If a city or a road gets completed we check all it's positions for placed meeples. It is possible that one city or road has multiple meeples on it. The player with most meeples gets the points. After the scores are added all meeples get removed from the finished project and can be used again.

At the end of the game scores for unfinished projects are counted. This is done by looping through the placed meeples, finding the project corresponding to their location (city, road, chapel, field) and finding out how many other meeples are on the same project. The player with most meeples on the project wins and all meeples get removed. This process continues until there are no more placed meeples remaining.

## Preparation for reinforcement learning

The initial thought behind this project was to create an interesting reinforcement learning environment to be able to try out different algorithms.

For this to be feasible the project needs two more things:

- Game state and action space need to be represented in a way that can serve as input and output of a neural network
- It needs to be fast. Reinforcement learning algorithms such as AlphaZero play many games (44.000.000 games of chess were played in 4 hours by AlphaZero)

A good way to prepare the game for reinforcement learning would be to try to get it in a framework like OpenAI gym or the recently released DeepMind ACME.

For converting the game state to a matrix I'm looking at the representation of chess in the AlphaZero paper. They encode the game state as a matrix, where every plane in the matrix encodes one specific property. For Carcassonne the following properties of the game state should be encoded:

- Tiles with their properties
- Spatial relations between tiles. Adjacent tiles can influence each other
- The current tile to play
- Number of remaining tiles
- The positions of the meeples on the board
- Playable meeple counts

Properties of an action that should be encoded:

- Action type: Are you playing a tile or a meeple?
- The coordinate of the action
- Rotation (if a tile is being played)
- Type of meeple: normal, farmer, abbot, big meeple
- Option for not playing anything (if allowed)
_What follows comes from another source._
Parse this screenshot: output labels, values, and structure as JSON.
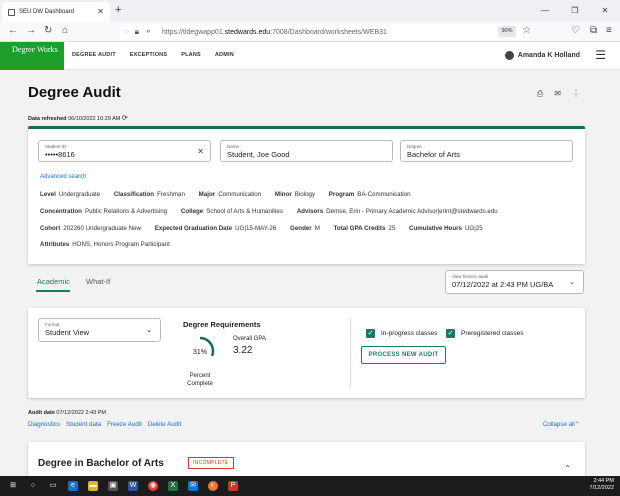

My first thought for encoding the board in a matrix is as follows. There is a plane in a matrix that encodes a single property. For example: "Is there a road connection between the left and right for this tile", if so encode a 1, otherwise a 0.

A matrix for roads from left to right could look as follows:

Any property of the board can be encoded in such a plane. All property planes stacked on top of each other would be the state matrix.

There would have to be the following number of planes (using expansions "the river" and "inns and cathedrals")

- Cities: 10 planes
- Roads: 10 planes
- Rivers: 10 planes
- Fields: 36 planes
- Special properties: 4 planes (chapel, flowers, shield, cathedral)
- Inns: 4
- Meeples: 5 x the number of players
- Abbots: the number of players
- Farmers: 5 x the number of players
- Big farmers: 5 x the number of players
- Big meeples: 5 x the number of players
- One extra plane to encode extra properties like: The current tile, remaining meeples per player, scores, remaining tiles

So for a game with a board size of 30 x 30 and 2 players you would get a state space of 30 x 30 x 117. A total number of 105.300 input parameters.

An action could be encoded as a vector:

- Action type: 3 (tile, play meeple, remove meeple (only for abbots) or pass)
- Board row to perform action on: board size
- Board column to perform action on: board size
- Tile rotation: 4 (if action is a tile action)
- Meeple position: 9 (9 possible meeple positions on a tile)
- Meeple type: 5 (meeple, big meeple, abbot, farmer, big farmer)

So for a game with a board size of 30 x 30 and 2 players you would get an action vector of length 81. Or if we have an output neuron for every possible action we would have 486.000 output neurons. I'm not sure yet how to properly put this large action space in an algorithm.

So what is the next step?

Before starting on a reinforcement learning algorithm to play Carcassonne I want to understand the algorithms better by applying them to a simple environment first. The first algorithms I want to understand better are AlphaZero and MuZero. Once I implemented those myself and understand them better, it is time to apply them to Carcassonne!